# Integer solutions to $a_1+a_2+a_3+\cdots a_n = N$, where $l_i \leq a_i \leq r_i$ for each $i=1,2,\ldots,n$

Given $l_1, l_2, l_3, \ldots, l_n\in\mathbb{Z}$, $r_1, r_2, r_3, \ldots, r_n\in\mathbb{Z}$, and an integer $N$, find a general formula to calculate the number of ways that $N$ can be written as the sum $a_1 + a_2 + a_3 + \ldots+ a_n$, where $a_i$ is an integer such that $l_i \leq a_i \leq r_i$ for each $i=1,2,\ldots,n$.

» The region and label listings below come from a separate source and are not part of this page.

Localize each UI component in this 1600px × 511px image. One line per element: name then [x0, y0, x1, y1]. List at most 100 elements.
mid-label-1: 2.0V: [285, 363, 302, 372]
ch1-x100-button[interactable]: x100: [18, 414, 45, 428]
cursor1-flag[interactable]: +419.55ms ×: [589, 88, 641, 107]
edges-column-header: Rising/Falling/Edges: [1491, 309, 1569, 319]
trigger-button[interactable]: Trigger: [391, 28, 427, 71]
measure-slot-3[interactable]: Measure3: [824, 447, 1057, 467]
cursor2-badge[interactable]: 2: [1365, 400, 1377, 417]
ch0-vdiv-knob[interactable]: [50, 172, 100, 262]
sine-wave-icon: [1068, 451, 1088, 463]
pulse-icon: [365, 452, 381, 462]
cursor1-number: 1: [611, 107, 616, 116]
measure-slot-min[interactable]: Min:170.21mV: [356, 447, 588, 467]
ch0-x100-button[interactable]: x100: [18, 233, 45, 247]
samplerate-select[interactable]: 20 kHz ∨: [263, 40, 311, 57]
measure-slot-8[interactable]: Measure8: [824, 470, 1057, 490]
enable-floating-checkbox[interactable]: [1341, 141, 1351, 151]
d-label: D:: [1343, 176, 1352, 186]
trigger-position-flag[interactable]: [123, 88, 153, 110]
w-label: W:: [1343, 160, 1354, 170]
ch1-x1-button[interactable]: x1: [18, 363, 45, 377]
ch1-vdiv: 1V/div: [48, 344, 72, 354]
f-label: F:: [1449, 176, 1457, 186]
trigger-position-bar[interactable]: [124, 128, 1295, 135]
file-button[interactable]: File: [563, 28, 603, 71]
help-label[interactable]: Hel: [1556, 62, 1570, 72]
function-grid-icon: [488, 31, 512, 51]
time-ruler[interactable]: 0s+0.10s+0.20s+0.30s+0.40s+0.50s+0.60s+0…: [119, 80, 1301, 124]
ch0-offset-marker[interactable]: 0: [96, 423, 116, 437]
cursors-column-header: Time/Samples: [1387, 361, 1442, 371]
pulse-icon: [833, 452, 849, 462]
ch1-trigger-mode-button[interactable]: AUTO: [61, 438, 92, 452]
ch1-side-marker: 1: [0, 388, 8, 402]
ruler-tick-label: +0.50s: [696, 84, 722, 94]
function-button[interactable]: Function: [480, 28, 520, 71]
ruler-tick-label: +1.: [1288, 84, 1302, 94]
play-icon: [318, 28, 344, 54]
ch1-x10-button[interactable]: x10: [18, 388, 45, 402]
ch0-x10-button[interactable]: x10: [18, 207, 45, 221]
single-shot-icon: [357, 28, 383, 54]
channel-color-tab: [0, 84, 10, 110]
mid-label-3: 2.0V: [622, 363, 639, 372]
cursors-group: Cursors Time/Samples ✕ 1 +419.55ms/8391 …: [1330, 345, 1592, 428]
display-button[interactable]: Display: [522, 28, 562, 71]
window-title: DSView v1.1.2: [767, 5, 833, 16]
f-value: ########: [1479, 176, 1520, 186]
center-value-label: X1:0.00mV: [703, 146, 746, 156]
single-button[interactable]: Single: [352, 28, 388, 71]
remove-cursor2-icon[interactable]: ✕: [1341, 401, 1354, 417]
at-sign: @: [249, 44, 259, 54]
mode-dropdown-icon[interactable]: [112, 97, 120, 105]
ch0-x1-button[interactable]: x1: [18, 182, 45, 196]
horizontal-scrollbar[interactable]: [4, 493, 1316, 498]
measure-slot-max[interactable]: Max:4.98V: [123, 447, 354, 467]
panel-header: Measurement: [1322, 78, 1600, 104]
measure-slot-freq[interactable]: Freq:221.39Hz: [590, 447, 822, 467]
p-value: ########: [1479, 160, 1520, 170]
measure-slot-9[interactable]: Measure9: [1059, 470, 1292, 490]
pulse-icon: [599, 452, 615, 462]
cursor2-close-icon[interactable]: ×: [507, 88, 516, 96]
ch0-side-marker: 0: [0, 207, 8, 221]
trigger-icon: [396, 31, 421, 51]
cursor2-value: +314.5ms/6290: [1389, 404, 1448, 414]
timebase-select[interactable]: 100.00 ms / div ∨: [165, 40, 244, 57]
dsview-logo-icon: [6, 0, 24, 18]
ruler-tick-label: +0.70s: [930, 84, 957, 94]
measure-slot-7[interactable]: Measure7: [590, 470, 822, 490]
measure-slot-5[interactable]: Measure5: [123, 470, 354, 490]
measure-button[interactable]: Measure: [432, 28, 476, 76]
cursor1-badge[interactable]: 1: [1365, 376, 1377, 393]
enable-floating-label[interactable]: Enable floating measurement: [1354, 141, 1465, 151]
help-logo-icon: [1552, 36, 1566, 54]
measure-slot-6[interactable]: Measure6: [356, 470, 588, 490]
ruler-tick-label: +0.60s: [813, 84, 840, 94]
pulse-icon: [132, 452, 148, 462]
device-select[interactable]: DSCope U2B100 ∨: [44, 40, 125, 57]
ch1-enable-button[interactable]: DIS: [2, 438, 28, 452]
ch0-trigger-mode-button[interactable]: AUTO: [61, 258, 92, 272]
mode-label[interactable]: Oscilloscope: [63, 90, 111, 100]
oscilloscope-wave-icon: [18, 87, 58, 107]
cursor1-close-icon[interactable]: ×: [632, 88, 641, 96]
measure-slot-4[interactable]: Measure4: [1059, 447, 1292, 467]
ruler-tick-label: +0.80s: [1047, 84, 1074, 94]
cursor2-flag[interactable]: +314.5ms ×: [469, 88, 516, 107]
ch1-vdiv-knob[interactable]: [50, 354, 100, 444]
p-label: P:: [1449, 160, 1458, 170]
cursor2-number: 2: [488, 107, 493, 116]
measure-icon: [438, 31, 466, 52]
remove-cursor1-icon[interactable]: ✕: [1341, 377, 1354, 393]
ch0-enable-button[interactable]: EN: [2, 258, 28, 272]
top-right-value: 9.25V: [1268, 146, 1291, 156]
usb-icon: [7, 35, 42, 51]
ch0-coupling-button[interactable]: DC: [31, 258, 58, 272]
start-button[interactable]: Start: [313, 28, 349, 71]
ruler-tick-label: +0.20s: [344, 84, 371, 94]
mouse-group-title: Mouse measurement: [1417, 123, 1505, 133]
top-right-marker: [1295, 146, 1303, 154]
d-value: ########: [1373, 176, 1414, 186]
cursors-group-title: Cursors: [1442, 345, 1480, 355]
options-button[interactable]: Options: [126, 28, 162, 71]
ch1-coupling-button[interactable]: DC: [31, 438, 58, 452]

I am newbie in combinatorics. I also know the stars and bars theorem. But I dont know how to solve this.
I can solve if only it is said $l_i \leq a_i$ But cant find a way to figure out how to handle $a_i \leq r_i$

• No answer yet :'( Jan 24 '17 at 20:36

Does this count as a formula you are searching for: $$\frac{1}{2\pi\text{i}}\,\oint_\gamma\,\frac{1}{z^{N+1}} \,\prod_{j=1}^n\,\left(\frac{z^{r_j+1}-z^{l_j}}{z-1}\right)\,\text{d}z\,?$$ Here, $\gamma$ is the positively oriented curve along the unit circle $\big\{z\in\mathbb{C}\,\big|\,|z|=1\big\}$.
Alternatively, we look at the generating function $$f(x):=\prod_{j=1}^n\,\frac{x^{l_j}-x^{r_j+1}}{1-x}=\frac{x^{l}}{(1-x)^n}\,\prod_{j=1}^n\,\left(1-x^{k_j}\right)=\frac{x^l}{(1-x)^n}\,\sum_{S\subseteq [n]}\,(-1)^{|S|}\,x^{\sum_{j\in S}\,k_j}\,\,,$$ where $[n]:=\{1,2,\ldots,n\}$, $l:=\sum_{j=1}^n\,l_j$, and $k_j:=r_j-l_j+1$ for $j=1,2,\ldots,n$. That is, $$f(x)=x^l\,\left(\sum_{m=0}^\infty\,\binom{n+m-1}{n-1}\,x^m\right)\,\left(\sum_{S\subseteq [n]}\,(-1)^{|S|}\,x^{\sum_{j\in S}\,k_j}\right)\,,$$ so $$f(x)=x^l\,\sum_{m=0}^\infty\,x^m\,\sum_{\substack{{S\subseteq[n]}\\{\sum_{j\in S}\,k_j\leq m}}}\,(-1)^{|S|}\,\binom{n+m-1-\sum_{j\in S}\,k_j}{n-1}\,.$$ The required answer will be the coefficient of $x^N$ in $f(x)$, for $N\geq \sum_{j=1}^n\,l_j$, and the answer is $$\small \sum_{\substack{{S\subseteq[n]}\\{\sum_{j\in S}\,k_j\leq N-l}}}\,(-1)^{|S|}\,\binom{n+N-l-1-\sum_{j\in S}\,k_j}{n-1}=\sum_{\substack{{S\subseteq[n]}\\{\sum_{j\in S}\,r_j\leq N-|S|}}}\,(-1)^{|S|}\,\binom{n+N-|S|-1-\sum_{j\in S}\,r_j}{n-1}\,.$$ An argument using the Principle of Inclusion and Exclusion should yield the same formula.
Reduce each range to $$0$$ to $$r_i - l_i$$ by defining $$u_i = a_i - l_i$$, then the sum to get is just $$N' = N - \sum_{1 \le i \le n} l_i$$. Then you have the problem to divide $$N'$$ stars into $$n$$ groups by $$n - 1$$ bars like "$$**||*|***$$" (here $$N'= 5, n = 4$$, the example solution is $$u_1 = 2, u_2 = 0, u_3 = 1, u_4 = 3$$). That is the same as the number of ways to string up $$N'$$ stars and $$n - 1$$ bars, which is just:
$$\binom{N' + n - 1}{n - 1} = \binom{N - \sum l_i + n - 1}{n - 1}$$
But this assumes no $$a_i$$ is limited, need to take the limits into account. This can be done by inclusion and exclusion: Compute how many solutions are with at least $$u_1 > r_1 - l_1$$, and so on. A veritable mess, true. Not hard, just messy.